With mono, anguish is in stereo


THEY CALL mononucleosis "the kissing disease," but I think that has less to do with how you contract it than it does with the fact that once you get it, you can kiss your social life goodbye.

At least that's how my teen-aged daughter reacted to the diagnosis.

A persistent sore throat sent us to the doctor Friday afternoon of Labor Day weekend, and when the mono test came back positive, I pulled the plug on Jessie's holiday plans.

For a child who had just been told she had a viral illness most often characterized by listlessness and extreme fatigue, she had plenty of energy to throw a fit.

Frankly, that's what I feared most after hearing the doctor's report.

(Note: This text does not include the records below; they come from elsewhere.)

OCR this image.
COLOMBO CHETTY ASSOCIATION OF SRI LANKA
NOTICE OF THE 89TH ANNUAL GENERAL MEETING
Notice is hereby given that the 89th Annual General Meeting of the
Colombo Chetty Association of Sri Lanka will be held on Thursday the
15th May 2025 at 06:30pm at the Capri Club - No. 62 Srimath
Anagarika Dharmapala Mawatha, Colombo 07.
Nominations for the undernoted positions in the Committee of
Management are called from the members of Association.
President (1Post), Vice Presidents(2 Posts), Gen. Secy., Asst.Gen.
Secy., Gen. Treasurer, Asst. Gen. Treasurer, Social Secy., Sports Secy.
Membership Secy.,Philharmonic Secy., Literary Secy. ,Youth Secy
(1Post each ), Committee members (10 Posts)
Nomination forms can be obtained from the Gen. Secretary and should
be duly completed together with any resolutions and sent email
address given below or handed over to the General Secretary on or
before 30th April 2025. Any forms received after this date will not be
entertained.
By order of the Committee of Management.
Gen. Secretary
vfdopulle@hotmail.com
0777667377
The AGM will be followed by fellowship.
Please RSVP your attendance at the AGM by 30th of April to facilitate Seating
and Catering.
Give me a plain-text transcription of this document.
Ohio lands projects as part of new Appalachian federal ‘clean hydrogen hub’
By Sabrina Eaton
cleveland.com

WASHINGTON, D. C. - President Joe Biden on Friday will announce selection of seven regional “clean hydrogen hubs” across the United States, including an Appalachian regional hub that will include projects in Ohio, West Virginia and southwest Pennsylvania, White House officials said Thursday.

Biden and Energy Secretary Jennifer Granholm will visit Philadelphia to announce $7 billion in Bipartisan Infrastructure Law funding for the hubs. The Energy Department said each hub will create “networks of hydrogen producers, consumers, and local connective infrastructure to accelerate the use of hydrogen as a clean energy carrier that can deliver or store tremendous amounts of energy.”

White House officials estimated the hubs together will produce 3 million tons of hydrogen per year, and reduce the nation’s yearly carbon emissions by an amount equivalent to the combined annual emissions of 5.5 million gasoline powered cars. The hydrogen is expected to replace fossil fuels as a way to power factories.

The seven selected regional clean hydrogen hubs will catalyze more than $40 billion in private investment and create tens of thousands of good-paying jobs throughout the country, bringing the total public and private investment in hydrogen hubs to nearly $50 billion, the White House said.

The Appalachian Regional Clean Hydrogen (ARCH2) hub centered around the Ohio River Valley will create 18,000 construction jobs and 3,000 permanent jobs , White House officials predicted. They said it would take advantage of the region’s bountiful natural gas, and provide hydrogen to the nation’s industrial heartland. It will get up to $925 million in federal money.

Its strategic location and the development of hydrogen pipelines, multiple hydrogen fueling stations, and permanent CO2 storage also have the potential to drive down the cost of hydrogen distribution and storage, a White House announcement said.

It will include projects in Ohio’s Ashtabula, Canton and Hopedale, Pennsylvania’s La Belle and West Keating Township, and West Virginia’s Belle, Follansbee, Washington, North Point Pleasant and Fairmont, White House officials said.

God bless Jessie's little spleen, but I knew it was not in nearly as much danger of rupturing as was our relationship.

Try telling a high school senior that she has to quit the soccer team and be in bed by 8 p.m. on weekends and see what happens next.

The diagnosis swept through our family like a plague.

It was Jessie who was supposed to be sick, but it was I who took to my bed -- to avoid the fights. Nothing I said could convince the child she was ill.

Upon hearing that the symptoms were fatigue and achy joints, my husband declared that he now believes he has had the disease since 1989.

I had long ago made it clear that death was the only diagnosis that merited time off from parenting, so I ignored this complaint as I have ignored all his others, including, I must confess, gallstones.

My sister-in-law, who spent two weeks at the beach with us sharing community lip balms and random juice boxes, asked in a concerned tone of voice if I thought she should go for a blood test.

"What's the point?" I said. "You have three young kids. What are you going to do if it is positive? Sleep late?"

That's the only known cure for this virus: rest.

It is an irony of the disease that it most commonly afflicts the age group least likely to submit to its treatment.

Dr. Jim Campbell, assistant professor of pediatrics at the University of Maryland School of Medicine and a specialist in infectious diseases, says mono is caused by a pair of common viruses, and that children as young as 2 years old may contract it.

"But no one looks for mono in that age group," he said.

But a sore throat in a teen-ager or young adult is often a dead giveaway.

"The older you are, the less likely you are to have strep and the more likely you are to have mono," he said.

I remember high school classmates diagnosed with mono who were required to spend weeks, even months, in bed.

But Campbell says doctors today treat the disease according to the severity of the symptoms, telling teen-agers to listen to their bodies and do only what they have the energy to do.

"For some kids, mono is not much more than a sore throat. They feel bad for a few days or a week," said Campbell. "We don't know why."

Just about everybody carries around the viruses that cause mono. Periodically, the body sheds those viral cells, most often through saliva. So, it is possible to be infected by someone who does not have an acute case, Campbell says.

The only danger is damage to the spleen, which is part of the infected lymphatic system. It is enlarged and can more easily bleed as a result of physical exertion or a blow to the midsection.

I could add that acute fury can be symptom of mono.

By the end of the holiday weekend, Jessie was threatening to take hostages. It was increasingly difficult for me to believe that anybody that mad could be that sick.

When she demanded to see the blood work herself, I agreed to a return visit to the doctor.

As it turns out, Jessie was correct.

The full lab report showed that she had had mono sometime in the recent past, but did not have it now. All that was left was antibody fingerprints.

Triumphant, Jessie sashayed out of the doctor's office and out of my loving restraint to resume her life at full speed.

I was left to wonder: When had this child been sick, and how I had failed to notice? What kind of a mother was I, anyway?

Now I was feeling miserable -- listless and fatigued. My joints ached, my head hurt. My spleen felt like it was enlarged.

I decided the only thing that would cure my mood was a nice, long nap.